OVER 150 placard-waving lawyers yesterday staged a protest march in Harare before handing in a petition to Chief Justice Luke Malaba, demanding the restoration of the rule of law and respect for human rights.
BY CHARLES LAITON
The demonstration was triggered by what they alleged to be a miscarriage of justice on hundreds of citizens, who were recently arrested in various parts of the country on allegations of violence, but were denied bail, while others had their cases fast-tracked without following due process.
The lawyers called on President Emmerson Mnangagwa’s government to immediately stop the use of disproportionate force by the security forces during the arrest of unarmed civilians, including use of live ammunition, beatings and nocturnal raids on private homes.
The petition was handed over to Judicial Service Commission (JSC) secretary Walter Chikwanha by the lawyers’ representative, Beatrice Mtetwa, at the Constitutional Court building.
“The continual deployment of the army to attend to issues within the distinct and exclusive province of the specially commissioned police service, the use of disproportionate force by the security forces to effect arrest of unarmed civilians including use of live ammunition, beatings and nocturnal raids on private dwellings,” the petition reads.
“Dragnet arrest and prolonged mass detention including the detention of minor children in police custody, abduction of suspects or their close relatives by suspected State security agents, members of the Zimbabwe National Army (ZNA) and members of the Zimbabwe Republic Police (ZRP).”
The lawyers further said they were also concerned by the continued assault and torture of abducted persons or their close relatives by the military and State security agents while attempting to extract information or confessions from persons who are then surrendered into the custody of the police for prosecution.

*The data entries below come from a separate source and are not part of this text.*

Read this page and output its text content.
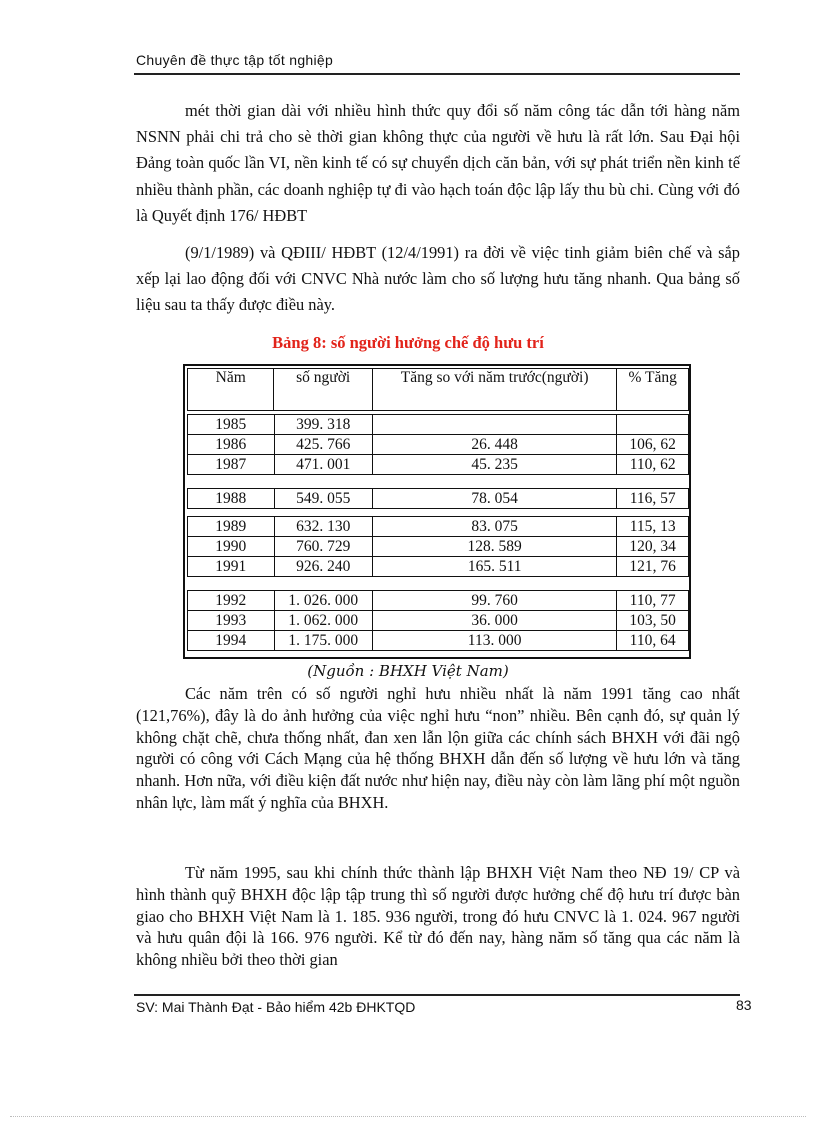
Chuyên đề thực tập tốt nghiệp

mét thời gian dài với nhiều hình thức quy đổi số năm công tác dẫn tới hàng năm NSNN phải chi trả cho sè thời gian không thực của người về hưu là rất lớn. Sau Đại hội Đảng toàn quốc lần VI, nền kinh tế có sự chuyển dịch căn bản, với sự phát triển nền kinh tế nhiều thành phần, các doanh nghiệp tự đi vào hạch toán độc lập lấy thu bù chi. Cùng với đó là Quyết định 176/ HĐBT

(9/1/1989) và QĐIII/ HĐBT (12/4/1991) ra đời về việc tinh giảm biên chế và sắp xếp lại lao động đối với CNVC Nhà nước làm cho số lượng hưu tăng nhanh. Qua bảng số liệu sau ta thấy được điều này.

Bảng 8: số người hưởng chế độ hưu trí
Năm	số người	Tăng so với năm trước(người)	% Tăng
1985	399. 318		
1986	425. 766	26. 448	106, 62
1987	471. 001	45. 235	110, 62
1988	549. 055	78. 054	116, 57
1989	632. 130	83. 075	115, 13
1990	760. 729	128. 589	120, 34
1991	926. 240	165. 511	121, 76
1992	1. 026. 000	99. 760	110, 77
1993	1. 062. 000	36. 000	103, 50
1994	1. 175. 000	113. 000	110, 64
(Nguồn : BHXH Việt Nam)

Các năm trên có số người nghỉ hưu nhiều nhất là năm 1991 tăng cao nhất (121,76%), đây là do ảnh hưởng của việc nghỉ hưu “non” nhiều. Bên cạnh đó, sự quản lý không chặt chẽ, chưa thống nhất, đan xen lẫn lộn giữa các chính sách BHXH với đãi ngộ người có công với Cách Mạng của hệ thống BHXH dẫn đến số lượng về hưu lớn và tăng nhanh. Hơn nữa, với điều kiện đất nước như hiện nay, điều này còn làm lãng phí một nguồn nhân lực, làm mất ý nghĩa của BHXH.

Từ năm 1995, sau khi chính thức thành lập BHXH Việt Nam theo NĐ 19/ CP và hình thành quỹ BHXH độc lập tập trung thì số người được hưởng chế độ hưu trí được bàn giao cho BHXH Việt Nam là 1. 185. 936 người, trong đó hưu CNVC là 1. 024. 967 người và hưu quân đội là 166. 976 người. Kể từ đó đến nay, hàng năm số tăng qua các năm là không nhiều bởi theo thời gian

SV: Mai Thành Đạt - Bảo hiểm 42b ĐHKTQD	83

“The wanton arrest, abuse, rape and sexual assault of defenceless women and children by members of the security forces, detention of suspects at undesignated locations in contravention of the Constitution of Zimbabwe and Criminal Procedure and Evidence Act, denial of entry into police stations to members of the legal profession and/or denial of access to legal representation of some clients at some police stations upon arrest particularly at inter-alia, Mabvuku, Epworth, Braeside and Makoni police stations,” they said.

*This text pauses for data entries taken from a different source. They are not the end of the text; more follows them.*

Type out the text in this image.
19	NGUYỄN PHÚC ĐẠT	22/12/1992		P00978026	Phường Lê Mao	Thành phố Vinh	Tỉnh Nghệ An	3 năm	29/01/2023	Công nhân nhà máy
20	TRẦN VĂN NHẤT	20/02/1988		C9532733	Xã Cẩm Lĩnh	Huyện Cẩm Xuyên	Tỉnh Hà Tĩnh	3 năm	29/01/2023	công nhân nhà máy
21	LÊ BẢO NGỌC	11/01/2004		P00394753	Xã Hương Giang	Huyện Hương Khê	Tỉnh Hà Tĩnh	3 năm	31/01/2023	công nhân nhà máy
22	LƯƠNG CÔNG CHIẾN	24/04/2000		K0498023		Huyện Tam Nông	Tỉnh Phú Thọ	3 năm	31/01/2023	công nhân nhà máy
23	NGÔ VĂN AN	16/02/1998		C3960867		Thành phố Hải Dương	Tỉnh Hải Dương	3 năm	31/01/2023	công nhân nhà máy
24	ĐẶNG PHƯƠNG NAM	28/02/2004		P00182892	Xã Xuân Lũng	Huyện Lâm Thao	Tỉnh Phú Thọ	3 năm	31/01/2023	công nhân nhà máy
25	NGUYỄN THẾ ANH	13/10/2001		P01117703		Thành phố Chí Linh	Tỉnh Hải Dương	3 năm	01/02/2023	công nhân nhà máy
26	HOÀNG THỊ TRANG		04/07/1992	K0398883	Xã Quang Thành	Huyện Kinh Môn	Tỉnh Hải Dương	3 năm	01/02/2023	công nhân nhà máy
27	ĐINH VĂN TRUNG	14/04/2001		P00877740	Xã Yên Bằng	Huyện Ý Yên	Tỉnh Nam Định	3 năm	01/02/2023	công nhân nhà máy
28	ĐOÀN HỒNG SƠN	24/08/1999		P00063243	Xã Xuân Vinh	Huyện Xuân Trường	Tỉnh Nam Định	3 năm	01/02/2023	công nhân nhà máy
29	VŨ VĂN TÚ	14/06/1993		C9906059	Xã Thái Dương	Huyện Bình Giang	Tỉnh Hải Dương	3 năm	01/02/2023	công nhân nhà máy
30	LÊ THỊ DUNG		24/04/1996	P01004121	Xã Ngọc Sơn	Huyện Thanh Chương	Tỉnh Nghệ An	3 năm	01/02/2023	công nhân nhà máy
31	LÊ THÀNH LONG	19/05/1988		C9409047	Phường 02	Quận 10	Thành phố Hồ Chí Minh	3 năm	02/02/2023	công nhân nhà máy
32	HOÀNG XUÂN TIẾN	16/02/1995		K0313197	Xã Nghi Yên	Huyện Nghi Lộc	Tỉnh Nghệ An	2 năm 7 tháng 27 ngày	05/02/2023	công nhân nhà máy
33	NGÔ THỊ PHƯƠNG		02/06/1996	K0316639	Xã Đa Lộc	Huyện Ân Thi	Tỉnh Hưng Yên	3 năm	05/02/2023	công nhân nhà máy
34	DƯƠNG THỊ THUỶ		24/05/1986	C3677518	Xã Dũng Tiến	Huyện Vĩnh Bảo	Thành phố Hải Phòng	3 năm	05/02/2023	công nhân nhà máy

The lawyers also said pre-trial applications filed by suspected protesters had either been disregarded or dismissed by magistrates countrywide, regardless of the merits of the cases, in a manner that now appears choreographed.
The lawyers further said in addition, they were faced with inordinately expedited trials dismally falling below the elementary achievable standards of fair trial set out in section 69 of the Constitution, adding the “fast-track trial” practice predictably denied them sufficient time to consult with their clients
They further said it was the duty of the State to ensure the counsels were granted sufficient time to enable them to provide effective legal assistance to their clients.
Soon after handing in the petition, Mtetwa told journalists that the petition had come about after realising that the rule of law was now under threat in Zimbabwe.
“There has been a feeling that even in the presence of lawyers trials are being misconducted. We feel that we might be sanitising a process that is not going the way it is supposed to be,” she said.
“The purpose of the petition is basically to call for the restoration of the rule of law, respect for the Constitution, respect for human rights and in particular conducting of trials which must follow the due process where all people are accorded their rights.”